Saudyjskie oddziały wojsk lądowych i marynarki wojennej są przerzucane do Ankary i Izmiru. Będą one uczestniczyły w organizowanych przez Turcję międzynarodowych manewrach EFEZ 2016. Uważane one są za jedne z największych ćwiczeń wojskowych na świecie (pod względem liczby pododdziałów, które są w nie zaangażowane).

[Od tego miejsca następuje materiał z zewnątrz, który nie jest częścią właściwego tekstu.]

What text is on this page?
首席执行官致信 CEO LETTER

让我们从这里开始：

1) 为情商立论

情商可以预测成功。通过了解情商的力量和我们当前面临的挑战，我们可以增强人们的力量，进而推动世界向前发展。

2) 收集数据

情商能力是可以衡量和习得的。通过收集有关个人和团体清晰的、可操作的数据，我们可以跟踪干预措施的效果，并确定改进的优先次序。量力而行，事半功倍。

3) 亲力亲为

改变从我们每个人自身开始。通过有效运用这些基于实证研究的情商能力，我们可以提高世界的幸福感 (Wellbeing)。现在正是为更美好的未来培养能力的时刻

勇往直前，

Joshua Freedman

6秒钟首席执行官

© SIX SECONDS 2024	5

Czytaj też: Polscy spadochroniarze na ćwiczeniach w Turcji
Zgodnie z oficjalnym komunikatem, manewry mają służyć m.in. wzmocnieniu bezpieczeństwa międzynarodowego, stabilności oraz solidarności państw uczestniczących oraz podnieść gotowość do walki z organizacjami terrorystycznymi.
W rzeczywistości mogą być one również sygnałem, że Turcja chce stać się liderem koalicji krajów arabskich, które jednocząc się, same doprowadzą do pokoju na Bliskim Wschodzie. Jak na razie zarówno Arabia Saudyjska, jak i Turcja są członkami międzynarodowego sojuszu, który zawiązali Amerykanie. Jego celem jest zwalczanie organizacji terrorystycznej Daesh.
rob
problem polega na tym ze turcja i kraje nato za terroryste uwazaja al assada a nie isis (ktora aktywnie wspieraja min uzbrojeniem czy zakupami ropy)
skoczek
Turcja jako mocarstwo regionalne. Super. Jak to mówią? wróg mojego wroga ... Cholera, zamiast bronić Wiednia i potem być rozebranym przez Rosję, Prusy i Austrię może trzeba się było dogadać z czekającą potem na posła z Lechistanu Turcją ?
Afgan
W pewnym sensie muszę Ci przyznać rację, bo póki co to działania Turcji godzą w interesy Rosji i poprawnej politycznie zachodniej części Europy, w szczególności Niemiec, Włoch i Grecji, bo to oni najbardziej dostają po garbie w związku z kryzysem migracyjnym. Póki co Turcja nam jako Polsce nie szkodzi, ale Europie jako całości to już szkodzi bardzo.
SEBO
Współpraca z Turcja dla polski jest KONIECZNOŚCIĄ!